You can wrap up any voting for the NFL’s 2021 Defensive Rookie of the Year, because Cowboys edge-demolisher and off-ball specialist Micah Parsons has that on lock. We’re past asking whether the Penn State alum is the league’s best defensive rookie. We are now asking whether Parsons has become the NFL’s best and most impactful defensive player, regardless of position or experience.
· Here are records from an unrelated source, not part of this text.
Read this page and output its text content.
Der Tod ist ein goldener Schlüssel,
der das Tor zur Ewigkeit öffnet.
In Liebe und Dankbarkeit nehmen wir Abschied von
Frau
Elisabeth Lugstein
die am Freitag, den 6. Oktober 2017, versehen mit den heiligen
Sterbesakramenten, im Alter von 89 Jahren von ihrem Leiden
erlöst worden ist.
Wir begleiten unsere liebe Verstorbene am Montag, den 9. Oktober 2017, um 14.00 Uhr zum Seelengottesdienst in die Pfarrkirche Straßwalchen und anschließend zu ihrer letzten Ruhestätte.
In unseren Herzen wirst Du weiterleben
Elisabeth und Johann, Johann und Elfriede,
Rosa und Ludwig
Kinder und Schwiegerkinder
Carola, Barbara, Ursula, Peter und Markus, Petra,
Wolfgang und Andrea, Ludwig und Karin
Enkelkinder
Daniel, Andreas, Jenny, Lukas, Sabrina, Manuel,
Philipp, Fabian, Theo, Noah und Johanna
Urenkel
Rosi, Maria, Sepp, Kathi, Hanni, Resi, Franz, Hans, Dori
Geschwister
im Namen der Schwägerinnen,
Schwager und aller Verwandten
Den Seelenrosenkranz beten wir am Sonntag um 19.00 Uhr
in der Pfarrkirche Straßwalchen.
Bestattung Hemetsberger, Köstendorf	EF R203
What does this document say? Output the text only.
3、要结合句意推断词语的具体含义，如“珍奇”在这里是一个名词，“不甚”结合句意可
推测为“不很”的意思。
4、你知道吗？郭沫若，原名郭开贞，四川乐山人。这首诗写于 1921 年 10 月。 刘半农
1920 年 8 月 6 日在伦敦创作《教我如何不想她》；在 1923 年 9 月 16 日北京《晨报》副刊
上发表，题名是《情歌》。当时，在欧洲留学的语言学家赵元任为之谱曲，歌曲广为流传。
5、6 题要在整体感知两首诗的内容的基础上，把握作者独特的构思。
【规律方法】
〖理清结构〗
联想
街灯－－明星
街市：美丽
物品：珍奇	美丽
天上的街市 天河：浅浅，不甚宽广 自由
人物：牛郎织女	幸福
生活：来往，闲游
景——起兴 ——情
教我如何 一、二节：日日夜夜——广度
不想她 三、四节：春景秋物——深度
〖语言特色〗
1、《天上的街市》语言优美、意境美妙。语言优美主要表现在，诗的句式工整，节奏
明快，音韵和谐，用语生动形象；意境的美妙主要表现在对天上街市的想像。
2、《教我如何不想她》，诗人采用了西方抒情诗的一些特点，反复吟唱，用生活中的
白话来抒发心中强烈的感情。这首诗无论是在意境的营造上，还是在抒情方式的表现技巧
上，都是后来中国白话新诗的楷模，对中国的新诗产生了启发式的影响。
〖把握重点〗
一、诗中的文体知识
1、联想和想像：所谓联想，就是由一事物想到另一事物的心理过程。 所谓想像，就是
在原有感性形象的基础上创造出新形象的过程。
There is a legitimate case to be made, especially in the second half of the season. Since Week 9, Parsons leads the league in sacks (7.5), total pressures (26), and stops (20), and he’s done it at multiple positions. Per Pro Football Focus, Parsons has played 304 snaps this season on the defensive line, 360 in the box as an off-ball linebacker, 13 in the slot, six at outside cornerback (!), and one at free safety. There isn’t much Parsons can’t do, and what he can do, he’s doing at levels we have no right to expect from a rookie. There are very few players who can dominate at two levels of a defense at any given time, and Parsons has been doing it all season.
The NFL’s November Defensive Rookie of the Month came into his first December game, a Thursday-nighter against the Saints, with apparently more to prove. He’d come off a one-sack, 10-pressure, five-stop performance against the Raiders on Thanksgiving night that showed him as virtually unstoppable against Derek Carr and company, but his game against New Orleans may have been even more impressive. Parsons had another sack, five pressures, two stops, and no catches allowed on two targets.
“I feel like the more the season went on, you could see his speed start coming alive in the games,” end DeMarcus Lawrence recently said. “He’s a fast player, excellent instincts, he’s a go-getter. He’s the lone lion.”
Perhaps most interesting is how defensive coordinator Dan Quinn can deploy Parsons from week to week. Against the Raiders, Parsons lined up 73 times on the line, and four times in the box. Against the Saints, it was 12 snaps on the line, 50 in the box, and three in the slot. You don’t expect a 6-foot-3, 245-pound guy to make impact plays in the slot, either… but as we will see, Micah Parsons is no ordinary dude. For a rookie to excel in this many roles is… well, let’s just say it’s somewhere between exceedingly rare and completely unprecedented.